2.  study the topography of your garden so that you can lay out beds in a more or less perpendicular manner to run-off patterns.

3.  amend soil with lots of rich organic matter.  I used home made compost and purchased composted turkey manure.

4.  space plants widely, more widely than seems sensible, so that they can really stretch out their toes and have access to lots of water and nutrients.

5.  mulch heavily.  I meant to mulch, and I really should have, but I haven't had a chance.  Poor plants are probably struggling more than they have to as a result.

6. Take advantage of natural clay soils, if you have them.  Our garden has a large patch of heavy clay gumbo soil, and this is where I have my drought tolerant veggies.  Everyone says you can't grow veggies in gumbo soil, but I've found that if I amend with organic matter, it works beautifully.


  1. I've been wondering how your garden is doing?
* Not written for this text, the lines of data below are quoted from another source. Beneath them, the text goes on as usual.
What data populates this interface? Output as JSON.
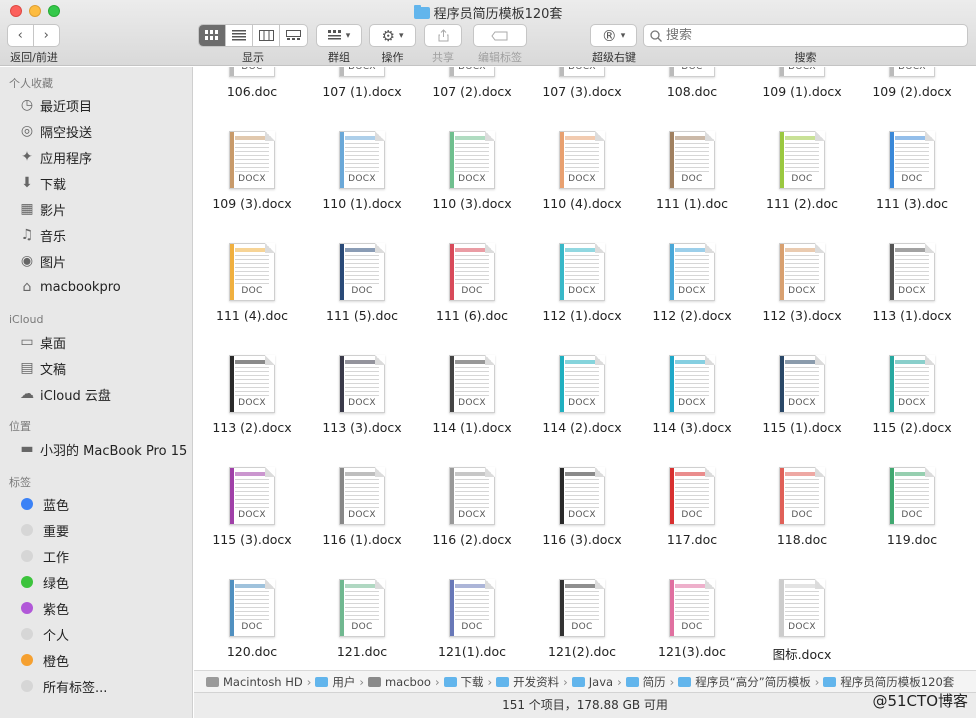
{
  "window": {
    "title": "程序员简历模板120套"
  },
  "toolbar": {
    "nav_label": "返回/前进",
    "view_label": "显示",
    "group_label": "群组",
    "action_label": "操作",
    "share_label": "共享",
    "tags_label": "编辑标签",
    "super_right_label": "超级右键",
    "search_label": "搜索",
    "search_placeholder": "搜索",
    "active_view": "icon"
  },
  "sidebar": {
    "favorites_header": "个人收藏",
    "favorites": [
      {
        "label": "最近项目",
        "icon": "clock-icon"
      },
      {
        "label": "隔空投送",
        "icon": "airdrop-icon"
      },
      {
        "label": "应用程序",
        "icon": "applications-icon"
      },
      {
        "label": "下载",
        "icon": "download-icon"
      },
      {
        "label": "影片",
        "icon": "film-icon"
      },
      {
        "label": "音乐",
        "icon": "music-icon"
      },
      {
        "label": "图片",
        "icon": "camera-icon"
      },
      {
        "label": "macbookpro",
        "icon": "home-icon"
      }
    ],
    "icloud_header": "iCloud",
    "icloud": [
      {
        "label": "桌面",
        "icon": "desktop-icon"
      },
      {
        "label": "文稿",
        "icon": "document-icon"
      },
      {
        "label": "iCloud 云盘",
        "icon": "cloud-icon"
      }
    ],
    "locations_header": "位置",
    "locations": [
      {
        "label": "小羽的 MacBook Pro 15",
        "icon": "laptop-icon"
      }
    ],
    "tags_header": "标签",
    "tags": [
      {
        "label": "蓝色",
        "color": "#3b82f6"
      },
      {
        "label": "重要",
        "color": "#d6d6d6"
      },
      {
        "label": "工作",
        "color": "#d6d6d6"
      },
      {
        "label": "绿色",
        "color": "#3cc33c"
      },
      {
        "label": "紫色",
        "color": "#b158d8"
      },
      {
        "label": "个人",
        "color": "#d6d6d6"
      },
      {
        "label": "橙色",
        "color": "#f5a030"
      },
      {
        "label": "所有标签...",
        "color": "#d6d6d6"
      }
    ]
  },
  "files": [
    {
      "name": "106.doc",
      "ext": "DOC",
      "accent": "#bbbbbb"
    },
    {
      "name": "107 (1).docx",
      "ext": "DOCX",
      "accent": "#bbbbbb"
    },
    {
      "name": "107 (2).docx",
      "ext": "DOCX",
      "accent": "#bbbbbb"
    },
    {
      "name": "107 (3).docx",
      "ext": "DOCX",
      "accent": "#bbbbbb"
    },
    {
      "name": "108.doc",
      "ext": "DOC",
      "accent": "#bbbbbb"
    },
    {
      "name": "109 (1).docx",
      "ext": "DOCX",
      "accent": "#bbbbbb"
    },
    {
      "name": "109 (2).docx",
      "ext": "DOCX",
      "accent": "#bbbbbb"
    },
    {
      "name": "109 (3).docx",
      "ext": "DOCX",
      "accent": "#c89a6a"
    },
    {
      "name": "110 (1).docx",
      "ext": "DOCX",
      "accent": "#6aa8d8"
    },
    {
      "name": "110 (3).docx",
      "ext": "DOCX",
      "accent": "#6fbf8e"
    },
    {
      "name": "110 (4).docx",
      "ext": "DOCX",
      "accent": "#e8a070"
    },
    {
      "name": "111 (1).doc",
      "ext": "DOC",
      "accent": "#a08060"
    },
    {
      "name": "111 (2).doc",
      "ext": "DOC",
      "accent": "#9ac840"
    },
    {
      "name": "111 (3).doc",
      "ext": "DOC",
      "accent": "#3a88d8"
    },
    {
      "name": "111 (4).doc",
      "ext": "DOC",
      "accent": "#f0b040"
    },
    {
      "name": "111 (5).doc",
      "ext": "DOC",
      "accent": "#2a4a78"
    },
    {
      "name": "111 (6).doc",
      "ext": "DOC",
      "accent": "#d84a5a"
    },
    {
      "name": "112 (1).docx",
      "ext": "DOCX",
      "accent": "#38b8c8"
    },
    {
      "name": "112 (2).docx",
      "ext": "DOCX",
      "accent": "#4aa8d8"
    },
    {
      "name": "112 (3).docx",
      "ext": "DOCX",
      "accent": "#d8a070"
    },
    {
      "name": "113 (1).docx",
      "ext": "DOCX",
      "accent": "#555555"
    },
    {
      "name": "113 (2).docx",
      "ext": "DOCX",
      "accent": "#2a2a2a"
    },
    {
      "name": "113 (3).docx",
      "ext": "DOCX",
      "accent": "#3a3a4a"
    },
    {
      "name": "114 (1).docx",
      "ext": "DOCX",
      "accent": "#444444"
    },
    {
      "name": "114 (2).docx",
      "ext": "DOCX",
      "accent": "#20b0c0"
    },
    {
      "name": "114 (3).docx",
      "ext": "DOCX",
      "accent": "#20a8c8"
    },
    {
      "name": "115 (1).docx",
      "ext": "DOCX",
      "accent": "#2a4868"
    },
    {
      "name": "115 (2).docx",
      "ext": "DOCX",
      "accent": "#28a8a0"
    },
    {
      "name": "115 (3).docx",
      "ext": "DOCX",
      "accent": "#a040a8"
    },
    {
      "name": "116 (1).docx",
      "ext": "DOCX",
      "accent": "#888888"
    },
    {
      "name": "116 (2).docx",
      "ext": "DOCX",
      "accent": "#999999"
    },
    {
      "name": "116 (3).docx",
      "ext": "DOCX",
      "accent": "#2a2a2a"
    },
    {
      "name": "117.doc",
      "ext": "DOC",
      "accent": "#d83030"
    },
    {
      "name": "118.doc",
      "ext": "DOC",
      "accent": "#e06058"
    },
    {
      "name": "119.doc",
      "ext": "DOC",
      "accent": "#40a870"
    },
    {
      "name": "120.doc",
      "ext": "DOC",
      "accent": "#5090c0"
    },
    {
      "name": "121.doc",
      "ext": "DOC",
      "accent": "#70b890"
    },
    {
      "name": "121(1).doc",
      "ext": "DOC",
      "accent": "#6878b8"
    },
    {
      "name": "121(2).doc",
      "ext": "DOC",
      "accent": "#333333"
    },
    {
      "name": "121(3).doc",
      "ext": "DOC",
      "accent": "#e070a0"
    },
    {
      "name": "图标.docx",
      "ext": "DOCX",
      "accent": "#cccccc"
    }
  ],
  "pathbar": [
    {
      "label": "Macintosh HD",
      "kind": "hd"
    },
    {
      "label": "用户",
      "kind": "folder"
    },
    {
      "label": "macboo",
      "kind": "home"
    },
    {
      "label": "下载",
      "kind": "folder"
    },
    {
      "label": "开发资料",
      "kind": "folder"
    },
    {
      "label": "Java",
      "kind": "folder"
    },
    {
      "label": "简历",
      "kind": "folder"
    },
    {
      "label": "程序员“高分”简历模板",
      "kind": "folder"
    },
    {
      "label": "程序员简历模板120套",
      "kind": "folder"
    }
  ],
  "status": {
    "text": "151 个项目，178.88 GB 可用"
  },
  "watermark": "@51CTO博客"
}
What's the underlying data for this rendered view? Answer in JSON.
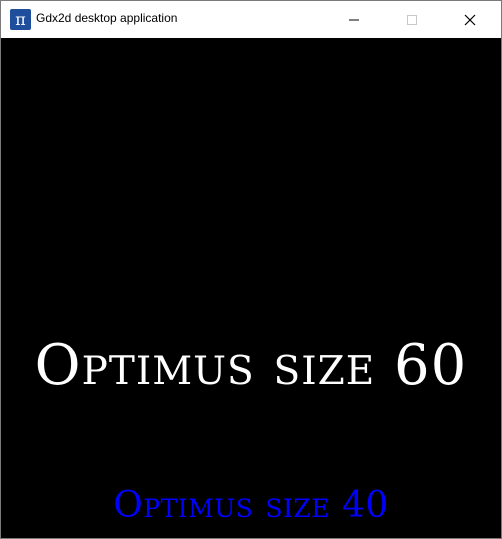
{
  "window": {
    "title": "Gdx2d desktop application",
    "icon_glyph": "π",
    "icon_color": "#1f4e9c"
  },
  "canvas": {
    "background": "#000000",
    "label_large": "Optimus size 60",
    "label_large_color": "#ffffff",
    "label_small": "Optimus size 40",
    "label_small_color": "#0000ff"
  }
}
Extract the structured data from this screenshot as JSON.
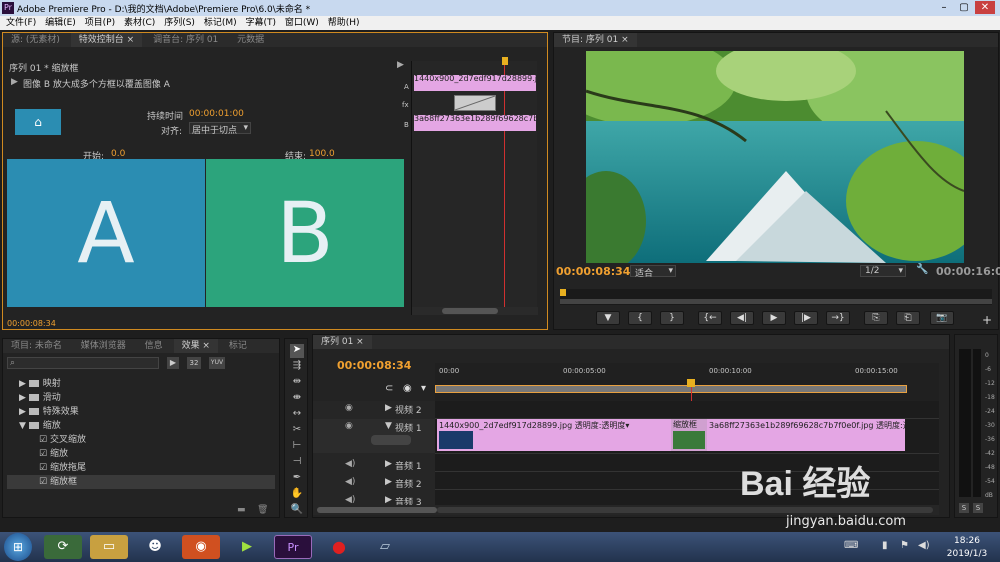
{
  "window": {
    "app_icon": "Pr",
    "title": "Adobe Premiere Pro - D:\\我的文档\\Adobe\\Premiere Pro\\6.0\\未命名 *"
  },
  "menu": [
    "文件(F)",
    "编辑(E)",
    "项目(P)",
    "素材(C)",
    "序列(S)",
    "标记(M)",
    "字幕(T)",
    "窗口(W)",
    "帮助(H)"
  ],
  "source_panel": {
    "tabs": [
      "源: (无素材)",
      "特效控制台 ×",
      "调音台: 序列 01",
      "元数据"
    ],
    "header": "序列 01 * 缩放框",
    "description": "图像 B 放大成多个方框以覆盖图像 A",
    "duration_label": "持续时间",
    "duration_value": "00:00:01:00",
    "align_label": "对齐:",
    "align_value": "居中于切点",
    "start_label": "开始:",
    "start_value": "0.0",
    "end_label": "结束:",
    "end_value": "100.0",
    "preview_a": "A",
    "preview_b": "B",
    "timecode": "00:00:08:34",
    "mini_track_a": "A",
    "mini_track_fx": "fx",
    "mini_track_b": "B",
    "mini_clip_a": "1440x900_2d7edf917d28899.jpg",
    "mini_clip_b": "3a68ff27363e1b289f69628c7b7f0e0f.jpg"
  },
  "program_panel": {
    "tab": "节目: 序列 01 ×",
    "timecode": "00:00:08:34",
    "fit": "适合",
    "quality": "1/2",
    "duration": "00:00:16:00",
    "controls": [
      "▼",
      "{",
      "}",
      "{←",
      "◀|",
      "▶",
      "|▶",
      "→}",
      "⎘",
      "⎗",
      "📷"
    ],
    "add_icon": "+"
  },
  "project_panel": {
    "tabs": [
      "项目: 未命名",
      "媒体浏览器",
      "信息",
      "效果 ×",
      "标记"
    ],
    "search_placeholder": "",
    "filter_labels": [
      "32",
      "YUV"
    ],
    "tree": [
      {
        "label": "映射",
        "depth": 1,
        "type": "folder"
      },
      {
        "label": "滑动",
        "depth": 1,
        "type": "folder"
      },
      {
        "label": "特殊效果",
        "depth": 1,
        "type": "folder"
      },
      {
        "label": "缩放",
        "depth": 1,
        "type": "folder-open"
      },
      {
        "label": "交叉缩放",
        "depth": 2,
        "type": "effect"
      },
      {
        "label": "缩放",
        "depth": 2,
        "type": "effect"
      },
      {
        "label": "缩放拖尾",
        "depth": 2,
        "type": "effect"
      },
      {
        "label": "缩放框",
        "depth": 2,
        "type": "effect",
        "selected": true
      }
    ]
  },
  "timeline": {
    "tab": "序列 01 ×",
    "timecode": "00:00:08:34",
    "ruler": [
      "00:00",
      "00:00:05:00",
      "00:00:10:00",
      "00:00:15:00"
    ],
    "tracks": [
      {
        "name": "视频 2",
        "type": "video"
      },
      {
        "name": "视频 1",
        "type": "video"
      },
      {
        "name": "音频 1",
        "type": "audio"
      },
      {
        "name": "音频 2",
        "type": "audio"
      },
      {
        "name": "音频 3",
        "type": "audio"
      }
    ],
    "clips": [
      {
        "label": "1440x900_2d7edf917d28899.jpg  透明度:透明度▾"
      },
      {
        "label": "缩放框"
      },
      {
        "label": "3a68ff27363e1b289f69628c7b7f0e0f.jpg  透明度:透明度▾"
      }
    ]
  },
  "meter": {
    "labels": [
      "0",
      "-6",
      "-12",
      "-18",
      "-24",
      "-30",
      "-36",
      "-42",
      "-48",
      "-54",
      "dB"
    ],
    "solo": [
      "S",
      "S"
    ]
  },
  "taskbar": {
    "time": "18:26",
    "date": "2019/1/3"
  },
  "watermark": {
    "brand": "Bai 经验",
    "url": "jingyan.baidu.com"
  }
}
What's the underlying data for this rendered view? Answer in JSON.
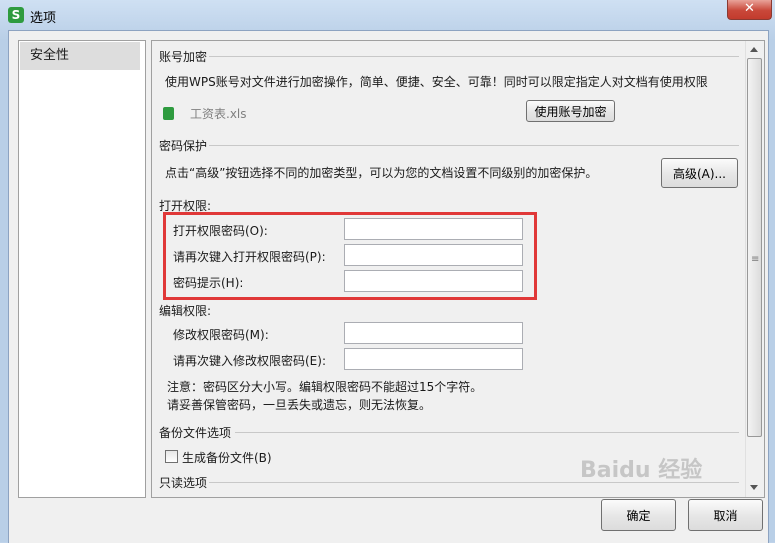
{
  "window": {
    "title": "选项",
    "app_icon": "S",
    "close_label": "✕"
  },
  "nav": {
    "items": [
      {
        "label": "安全性",
        "selected": true
      }
    ]
  },
  "account_encrypt": {
    "title": "账号加密",
    "description": "使用WPS账号对文件进行加密操作，简单、便捷、安全、可靠！同时可以限定指定人对文档有使用权限",
    "file_name": "工资表.xls",
    "button_label": "使用账号加密"
  },
  "password_protect": {
    "title": "密码保护",
    "description": "点击“高级”按钮选择不同的加密类型，可以为您的文档设置不同级别的加密保护。",
    "advanced_label": "高级(A)..."
  },
  "open_permission": {
    "title": "打开权限:",
    "fields": [
      {
        "label": "打开权限密码(O):",
        "value": ""
      },
      {
        "label": "请再次键入打开权限密码(P):",
        "value": ""
      },
      {
        "label": "密码提示(H):",
        "value": ""
      }
    ]
  },
  "edit_permission": {
    "title": "编辑权限:",
    "fields": [
      {
        "label": "修改权限密码(M):",
        "value": ""
      },
      {
        "label": "请再次键入修改权限密码(E):",
        "value": ""
      }
    ]
  },
  "notes": {
    "line1": "注意：密码区分大小写。编辑权限密码不能超过15个字符。",
    "line2": "请妥善保管密码，一旦丢失或遗忘，则无法恢复。"
  },
  "backup": {
    "title": "备份文件选项",
    "checkbox_label": "生成备份文件(B)",
    "checked": false
  },
  "readonly": {
    "title": "只读选项"
  },
  "footer": {
    "ok_label": "确定",
    "cancel_label": "取消"
  },
  "watermark": "Baidu 经验",
  "colors": {
    "highlight": "#e03838",
    "close": "#c9483a",
    "app_icon": "#2e9b3f"
  }
}
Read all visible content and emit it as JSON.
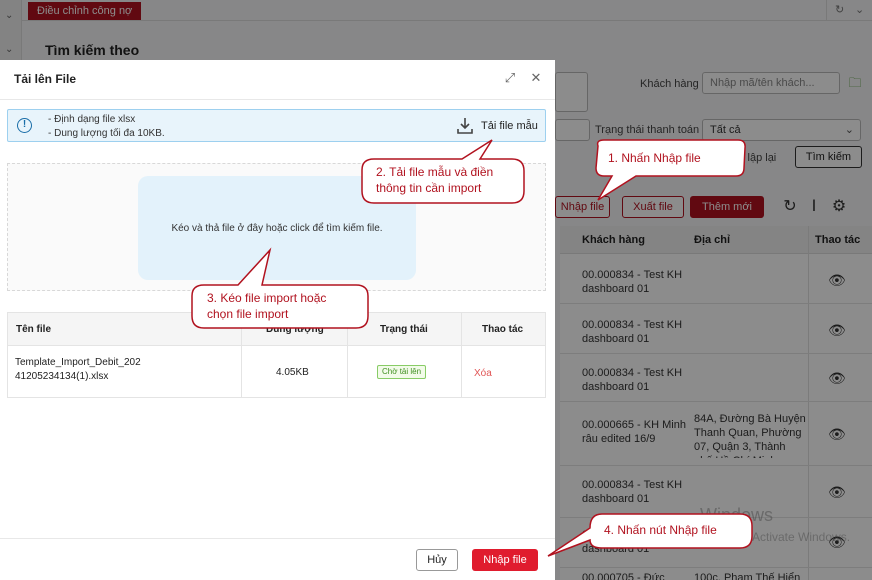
{
  "background": {
    "tab_label": "Điều chỉnh công nợ",
    "search_title": "Tìm kiếm theo",
    "customer_label": "Khách hàng",
    "customer_placeholder": "Nhập mã/tên khách...",
    "payment_status_label": "Trạng thái thanh toán",
    "payment_status_value": "Tất cả",
    "reset_label": "Thiết lập lại",
    "search_button": "Tìm kiếm",
    "import_button": "Nhập file",
    "export_button": "Xuất file",
    "add_button": "Thêm mới",
    "table": {
      "headers": {
        "customer": "Khách hàng",
        "address": "Địa chỉ",
        "actions": "Thao tác"
      },
      "rows": [
        {
          "customer": "00.000834 - Test KH dashboard 01",
          "address": ""
        },
        {
          "customer": "00.000834 - Test KH dashboard 01",
          "address": ""
        },
        {
          "customer": "00.000834 - Test KH dashboard 01",
          "address": ""
        },
        {
          "customer": "00.000665 - KH Minh râu edited 16/9",
          "address": "84A, Đường Bà Huyện Thanh Quan, Phường 07, Quận 3, Thành phố Hồ Chí Minh"
        },
        {
          "customer": "00.000834 - Test KH dashboard 01",
          "address": ""
        },
        {
          "customer": "00.000834 - Test KH dashboard 01",
          "address": ""
        },
        {
          "customer": "00.000705 - Đức",
          "address": "100c, Phạm Thế Hiển"
        }
      ]
    },
    "watermark_line1": "Windows",
    "watermark_line2": "Activate Windows."
  },
  "modal": {
    "title": "Tải lên File",
    "info_lines": [
      "- Định dạng file xlsx",
      "- Dung lượng tối đa 10KB."
    ],
    "download_template": "Tải file mẫu",
    "dropzone_text": "Kéo và thả file ở đây hoặc click để tìm kiếm file.",
    "file_table": {
      "headers": {
        "name": "Tên file",
        "size": "Dung lượng",
        "status": "Trạng thái",
        "actions": "Thao tác"
      },
      "rows": [
        {
          "name_line1": "Template_Import_Debit_202",
          "name_line2": "41205234134(1).xlsx",
          "size": "4.05KB",
          "status": "Chờ tải lên",
          "action": "Xóa"
        }
      ]
    },
    "cancel_button": "Hủy",
    "import_button": "Nhập file"
  },
  "callouts": [
    {
      "lines": [
        "1. Nhấn Nhập file"
      ]
    },
    {
      "lines": [
        "2. Tải file mẫu và điền",
        "thông tin cần import"
      ]
    },
    {
      "lines": [
        "3. Kéo file import hoặc",
        "chọn file import"
      ]
    },
    {
      "lines": [
        "4. Nhấn nút Nhập file"
      ]
    }
  ],
  "colors": {
    "brand_red": "#b1121f",
    "primary_button": "#e01c2e",
    "info_bg": "#e8f4fb",
    "callout_border": "#b1121f"
  }
}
I mulched half and left half as an experiment in weed control. I know the mulched half never seems as dry as the other side, but I never thought about trying drought tolerant varieties with the mulch. I didn't know zucchini was drought tolerant either. Okra seems to be, at least the volunteers that have sprung up in odd places are producing as well as the ones that get water.

  2. Marti, the garden was amazing this year. I put in about a tenth of the effort to get about 50% of the results I usually get. I hope not to be so overwhelmed with other parts of life next spring so I can really get my garden cranking, but considering the situation, it was more than I could have asked for. We ate fresh veggies all summer, I froze enough squash to last the year, canned enough peppers for the same, preserved about 8 bushels of onions as well as a bushel of garlic, and dried about three bushels of tomatoes. That's not enough for the year but not too bad either.